Article 1, Section 27, titled “Natural Resources and the Public Estate,” provides as follows:

The people have a right to clean air, pure water, and the preservation of the natural, scenic, historic and esthetic values of the environment. Pennsylvania’s public natural resources are the common property of all the people, including generations yet to come. As trustee of these resources, the commonwealth shall conserve and maintain them for the benefit of all the people.

This Court has declared that Section 27 is “more than a declaration of rights not to be denied by government; it establishes rights to be protected by government,” and that because “the despoliation of the environment is an act to be expected ... from private persons *323... government must act in the people’s interest.” Commonwealth v. National Gettysburg Battlefield Tower, Inc., 8 Pa. Commonwealth Ct. 231, 243, 302 A.2d 886, 892, aff'd 454 Pa. 193, 311 A.2d 588 (1973) (Per O’Brien, J. with one Justice concurring, two justices concurring specially and one Justice concurring in the result).

In Community College of Delaware County v. Fox, 20 Pa. Commonwealth Ct. 335, 342 A.2d 468 (1975), we stated, with regard to Article 1, Section 27, that:

The language of Section 27, of course, does not specify what governmental agency or agencies may be responsible for the preservation of the natural scenic, historic and esthetic values enumerated therein, but it seems clear that many state and local governmental agencies doubtless share this responsibility.
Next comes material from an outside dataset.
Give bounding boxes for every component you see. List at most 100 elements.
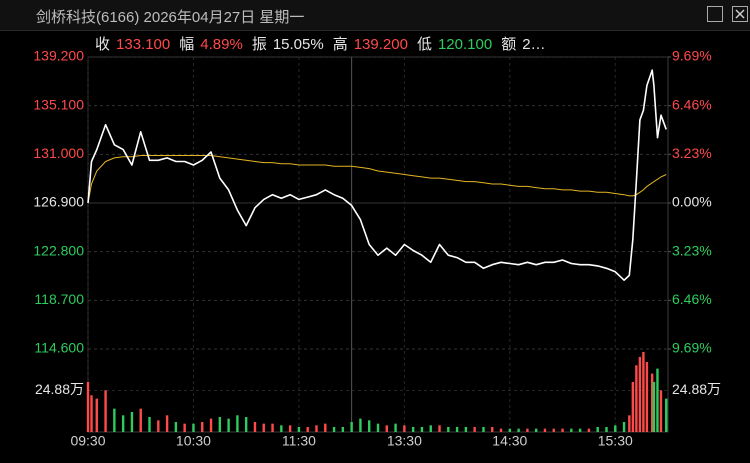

The legitimate public interest in keeping certain lands as open space obviously requires that a proper determination of the use to which land shall be adapted must be made, but again this is clearly not a statutory function of the DER.

Id. at 357-58, 342 A.2d at 481.

The provisions of 23 C.F.R. 777 are promulgated pursuant to the National Environmental Policy Act, 42 U.S.C. §§4321 through 4347, and provide procedures to be followed in order to obtain federal aid participation in mitigating environmental impacts to wetlands caused by highway construction. The Department’s authority to condemn land for wetland purposes is reviewable under Pennsylvania law and not under federal-funding regulations.

The Gasters also contend that the Department’s rejection of a previously selected site which contained toxic contaminants in favor of their property was “a capricious act.” To the extent that this could be construed as an argument that the Department committed an abuse of discretion, we hold that this issue is waived because the Gasters failed to raise it before the trial court, see Pa. R.A.P. 302(a), and again in their statement of matters complained of on appeal. The trial court’s opinion stated that “[sjince the appeal does not challenge the discretion of the secretary [of transportation] we need not discuss why there has been no abuse.”